Но Констанций отрицательно покачал седой головой: вот уже несколько недель, как сон его основательно потревожен. Он долго не может заснуть, а потом его терзают сновидения, которые Гипнос нагоняет на него не через ворота грез из резной слоновой кости, а через роговые ворота действительности.
– Я хочу посоветоваться с тобой, августа, по поводу дела, касающегося, правда, всей империи, но, прежде всего вас с императором.
Только кивком головы да легким движением руки августа выразила свое согласие выслушать цезаря. Зная, что лицо ее защищено румянами, она боялась, как бы волнения не выдал голос. Главная стена таблинума против нее была покрыта гигантской фреской.

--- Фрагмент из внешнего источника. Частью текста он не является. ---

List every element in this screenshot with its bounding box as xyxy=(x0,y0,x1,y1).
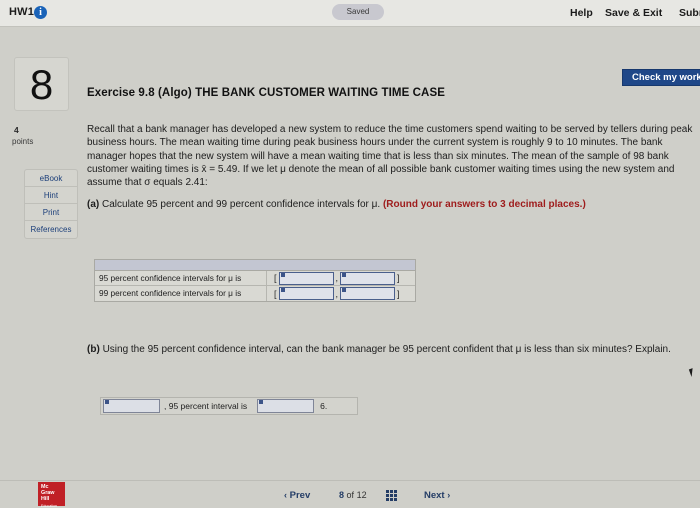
help-link[interactable]: Help xyxy=(570,7,593,19)
exercise-number: 8 xyxy=(29,61,54,108)
part-b-answer-row: , 95 percent interval is 6. xyxy=(100,397,359,415)
mouse-cursor-icon xyxy=(688,367,699,377)
part-a-prompt: (a) Calculate 95 percent and 99 percent … xyxy=(87,199,586,210)
table-header-bar xyxy=(95,260,415,271)
status-badge: Saved xyxy=(332,4,384,20)
next-label: Next xyxy=(424,490,445,501)
next-button[interactable]: Next › xyxy=(424,490,450,501)
row-label-99: 99 percent confidence intervals for μ is xyxy=(95,286,267,301)
page-title: Exercise 9.8 (Algo) THE BANK CUSTOMER WA… xyxy=(87,87,446,99)
chevron-right-icon: › xyxy=(447,490,451,500)
part-a-label: (a) xyxy=(87,199,100,210)
part-a-text: Calculate 95 percent and 99 percent conf… xyxy=(102,199,381,210)
points-label: points xyxy=(12,137,34,146)
ci95-lower-input[interactable] xyxy=(278,271,334,285)
grid-view-icon[interactable] xyxy=(386,490,397,501)
of-label: of xyxy=(346,490,355,500)
row-inputs-95: [ , ] xyxy=(267,271,415,285)
close-bracket: ] xyxy=(397,273,400,283)
caret-icon xyxy=(342,288,347,292)
part-b-text: Using the 95 percent confidence interval… xyxy=(102,344,671,355)
ci99-upper-input[interactable] xyxy=(340,287,396,300)
caret-icon xyxy=(280,288,285,292)
page-indicator: 8 of 12 xyxy=(339,490,367,500)
logo-line-4: Education xyxy=(41,503,57,508)
close-bracket: ] xyxy=(397,288,400,299)
assignment-label: HW1 xyxy=(9,6,35,18)
chevron-left-icon: ‹ xyxy=(284,490,287,500)
row-inputs-99: [ , ] xyxy=(267,287,415,300)
part-b-prompt: (b) Using the 95 percent confidence inte… xyxy=(87,344,671,355)
print-button[interactable]: Print xyxy=(25,204,77,221)
current-page: 8 xyxy=(339,490,345,500)
exercise-body-text: Recall that a bank manager has developed… xyxy=(87,124,693,189)
part-b-first-input[interactable] xyxy=(103,399,160,413)
tool-button-group: eBook Hint Print References xyxy=(24,169,78,239)
part-b-middle-text: , 95 percent interval is xyxy=(164,401,248,411)
ci95-upper-input[interactable] xyxy=(340,271,396,285)
submit-link[interactable]: Subm xyxy=(679,7,700,19)
exercise-number-card: 8 xyxy=(14,57,69,111)
total-pages: 12 xyxy=(356,490,367,500)
table-row: 95 percent confidence intervals for μ is… xyxy=(95,270,415,286)
assignment-screen: HW1 i Saved Help Save & Exit Subm Check … xyxy=(0,0,700,508)
row-label-95: 95 percent confidence intervals for μ is xyxy=(95,270,267,286)
prev-label: Prev xyxy=(289,490,311,501)
points-value: 4 xyxy=(14,125,19,135)
mcgraw-hill-logo: Mc Graw Hill Education xyxy=(38,482,65,508)
ebook-button[interactable]: eBook xyxy=(25,170,77,187)
info-icon[interactable]: i xyxy=(34,6,47,19)
confidence-interval-table: 95 percent confidence intervals for μ is… xyxy=(94,259,416,302)
caret-icon xyxy=(105,400,109,404)
exercise-sheet: Check my work 8 4 points eBook Hint Prin… xyxy=(0,27,700,480)
prev-button[interactable]: ‹ Prev xyxy=(284,490,310,501)
part-a-rounding-hint: (Round your answers to 3 decimal places.… xyxy=(382,199,586,210)
caret-icon xyxy=(280,272,285,277)
part-b-second-input[interactable] xyxy=(257,399,315,413)
check-my-work-button[interactable]: Check my work xyxy=(622,69,700,86)
caret-icon xyxy=(342,272,347,277)
hint-button[interactable]: Hint xyxy=(25,187,77,204)
save-and-exit-link[interactable]: Save & Exit xyxy=(605,7,662,19)
ci99-lower-input[interactable] xyxy=(278,287,334,300)
table-row: 99 percent confidence intervals for μ is… xyxy=(95,286,415,301)
part-b-tail-text: 6. xyxy=(320,401,328,411)
top-bar: HW1 i Saved Help Save & Exit Subm xyxy=(0,0,700,27)
part-b-label: (b) xyxy=(87,344,100,355)
references-button[interactable]: References xyxy=(25,221,77,238)
caret-icon xyxy=(259,400,264,404)
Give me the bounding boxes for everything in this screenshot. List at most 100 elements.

Картина изображала Олимп со всеми его обитателями в тот момент, когда Юпитер делил между ними вселенную. Императрица видела, как, вместо ее лица, бледнеют яркие красные, синие и желтые краски стенной росписи.
– Я говорю о христианах, августа, или, как их принято называть, безбожниках.

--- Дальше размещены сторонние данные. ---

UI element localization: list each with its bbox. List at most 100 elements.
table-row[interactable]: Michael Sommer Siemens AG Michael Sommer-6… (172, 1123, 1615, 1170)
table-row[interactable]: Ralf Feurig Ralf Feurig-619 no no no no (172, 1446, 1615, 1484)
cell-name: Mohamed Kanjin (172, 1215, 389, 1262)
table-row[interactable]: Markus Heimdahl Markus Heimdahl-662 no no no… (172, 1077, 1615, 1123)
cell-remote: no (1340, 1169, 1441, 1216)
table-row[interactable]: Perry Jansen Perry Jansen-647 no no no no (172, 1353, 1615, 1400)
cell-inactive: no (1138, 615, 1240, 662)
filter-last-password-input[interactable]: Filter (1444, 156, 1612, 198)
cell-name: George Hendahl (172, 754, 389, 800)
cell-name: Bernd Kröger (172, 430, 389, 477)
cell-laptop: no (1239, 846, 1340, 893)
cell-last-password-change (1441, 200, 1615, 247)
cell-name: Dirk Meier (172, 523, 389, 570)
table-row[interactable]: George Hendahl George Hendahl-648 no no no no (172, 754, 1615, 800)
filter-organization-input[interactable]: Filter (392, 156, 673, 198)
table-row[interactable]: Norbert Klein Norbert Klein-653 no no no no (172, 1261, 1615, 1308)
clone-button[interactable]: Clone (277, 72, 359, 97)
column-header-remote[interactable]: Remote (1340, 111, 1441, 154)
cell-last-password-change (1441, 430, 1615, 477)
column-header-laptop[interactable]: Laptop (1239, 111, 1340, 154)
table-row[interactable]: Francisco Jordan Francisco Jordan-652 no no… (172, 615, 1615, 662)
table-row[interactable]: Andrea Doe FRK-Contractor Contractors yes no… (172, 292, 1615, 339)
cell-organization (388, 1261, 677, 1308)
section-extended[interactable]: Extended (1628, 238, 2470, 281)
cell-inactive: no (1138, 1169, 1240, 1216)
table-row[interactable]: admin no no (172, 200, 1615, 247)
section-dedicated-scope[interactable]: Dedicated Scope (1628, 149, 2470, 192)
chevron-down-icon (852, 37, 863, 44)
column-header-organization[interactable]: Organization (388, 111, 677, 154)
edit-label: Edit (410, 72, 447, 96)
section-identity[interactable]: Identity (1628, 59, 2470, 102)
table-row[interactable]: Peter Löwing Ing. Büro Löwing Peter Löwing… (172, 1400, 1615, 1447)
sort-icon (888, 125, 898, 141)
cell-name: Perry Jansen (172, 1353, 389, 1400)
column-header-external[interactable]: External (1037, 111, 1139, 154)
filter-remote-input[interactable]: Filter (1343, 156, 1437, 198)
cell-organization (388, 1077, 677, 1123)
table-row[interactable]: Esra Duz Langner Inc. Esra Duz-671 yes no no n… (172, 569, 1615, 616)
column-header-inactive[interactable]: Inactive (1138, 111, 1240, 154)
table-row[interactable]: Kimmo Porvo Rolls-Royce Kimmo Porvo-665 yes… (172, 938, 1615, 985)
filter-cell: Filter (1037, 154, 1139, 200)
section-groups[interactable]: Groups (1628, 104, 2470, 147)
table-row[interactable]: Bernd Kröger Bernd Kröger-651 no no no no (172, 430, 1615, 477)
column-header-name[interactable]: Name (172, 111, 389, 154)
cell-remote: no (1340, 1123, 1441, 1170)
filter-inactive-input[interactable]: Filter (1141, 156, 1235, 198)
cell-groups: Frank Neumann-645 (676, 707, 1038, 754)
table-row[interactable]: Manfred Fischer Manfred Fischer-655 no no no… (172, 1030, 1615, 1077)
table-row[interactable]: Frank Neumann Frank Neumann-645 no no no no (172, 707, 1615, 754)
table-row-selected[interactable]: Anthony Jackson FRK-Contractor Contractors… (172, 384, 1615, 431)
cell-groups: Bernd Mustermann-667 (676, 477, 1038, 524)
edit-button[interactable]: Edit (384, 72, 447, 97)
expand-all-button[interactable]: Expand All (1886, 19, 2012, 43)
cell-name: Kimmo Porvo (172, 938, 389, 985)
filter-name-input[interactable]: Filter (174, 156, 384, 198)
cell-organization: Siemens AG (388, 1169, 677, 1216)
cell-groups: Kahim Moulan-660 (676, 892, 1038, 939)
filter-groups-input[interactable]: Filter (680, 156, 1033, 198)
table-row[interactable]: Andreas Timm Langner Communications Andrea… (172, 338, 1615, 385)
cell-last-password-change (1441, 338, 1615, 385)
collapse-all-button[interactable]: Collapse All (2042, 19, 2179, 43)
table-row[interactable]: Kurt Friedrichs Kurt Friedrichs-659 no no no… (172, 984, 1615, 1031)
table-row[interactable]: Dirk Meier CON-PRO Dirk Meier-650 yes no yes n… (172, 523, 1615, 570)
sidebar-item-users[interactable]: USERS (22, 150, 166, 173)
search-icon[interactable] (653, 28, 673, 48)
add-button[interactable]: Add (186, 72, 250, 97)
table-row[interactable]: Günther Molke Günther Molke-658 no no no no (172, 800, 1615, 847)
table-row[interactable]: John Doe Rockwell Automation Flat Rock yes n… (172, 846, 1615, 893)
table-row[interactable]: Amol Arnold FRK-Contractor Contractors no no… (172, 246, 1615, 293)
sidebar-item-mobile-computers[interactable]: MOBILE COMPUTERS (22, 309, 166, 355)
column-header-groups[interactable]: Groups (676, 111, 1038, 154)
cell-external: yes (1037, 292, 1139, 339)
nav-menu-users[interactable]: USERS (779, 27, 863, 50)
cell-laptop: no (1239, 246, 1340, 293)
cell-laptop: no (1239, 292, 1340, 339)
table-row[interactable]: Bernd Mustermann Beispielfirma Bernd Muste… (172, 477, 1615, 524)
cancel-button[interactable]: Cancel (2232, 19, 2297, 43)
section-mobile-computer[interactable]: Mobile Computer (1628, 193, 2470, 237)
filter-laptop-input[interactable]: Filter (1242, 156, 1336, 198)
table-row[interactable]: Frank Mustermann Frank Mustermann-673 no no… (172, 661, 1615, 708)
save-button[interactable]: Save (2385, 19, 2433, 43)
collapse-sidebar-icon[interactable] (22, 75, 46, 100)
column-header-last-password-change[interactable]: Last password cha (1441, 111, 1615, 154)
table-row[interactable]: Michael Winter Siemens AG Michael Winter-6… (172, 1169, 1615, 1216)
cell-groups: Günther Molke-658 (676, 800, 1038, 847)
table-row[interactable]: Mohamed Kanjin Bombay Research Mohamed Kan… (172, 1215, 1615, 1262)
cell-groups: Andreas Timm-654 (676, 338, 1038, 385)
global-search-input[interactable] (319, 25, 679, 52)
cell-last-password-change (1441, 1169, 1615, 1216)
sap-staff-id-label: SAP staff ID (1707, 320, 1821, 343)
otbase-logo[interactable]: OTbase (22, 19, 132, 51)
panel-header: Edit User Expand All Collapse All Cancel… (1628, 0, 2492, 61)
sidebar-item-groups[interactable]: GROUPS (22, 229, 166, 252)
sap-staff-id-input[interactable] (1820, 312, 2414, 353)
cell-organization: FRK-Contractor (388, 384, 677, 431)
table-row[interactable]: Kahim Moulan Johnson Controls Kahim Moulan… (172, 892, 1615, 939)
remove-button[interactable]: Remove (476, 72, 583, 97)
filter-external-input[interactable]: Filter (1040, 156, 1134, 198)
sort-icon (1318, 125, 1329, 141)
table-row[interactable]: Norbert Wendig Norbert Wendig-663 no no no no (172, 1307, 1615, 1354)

Краски картины стали оживать в глазах императрицы. При иных обстоятельствах упоминание о христианах не вызвало бы в ней такого радостного чувства облегчения. Теперь же услышать, наконец, что речь идет всего лишь о христианах, было для нее настоящим блаженством. Она вздохнула, невольно подумав, что такое же облегченье, наверно, почувствовал Христос, когда плечи его освободились от креста.
– А что с ними?
Она спросила: «с ними» – назвать их христианами не хотела, а безбожниками – не могла.
– Разве ты не знаешь о последних эдиктах против христиан?
– Знаю только, что император издал новые эдикты.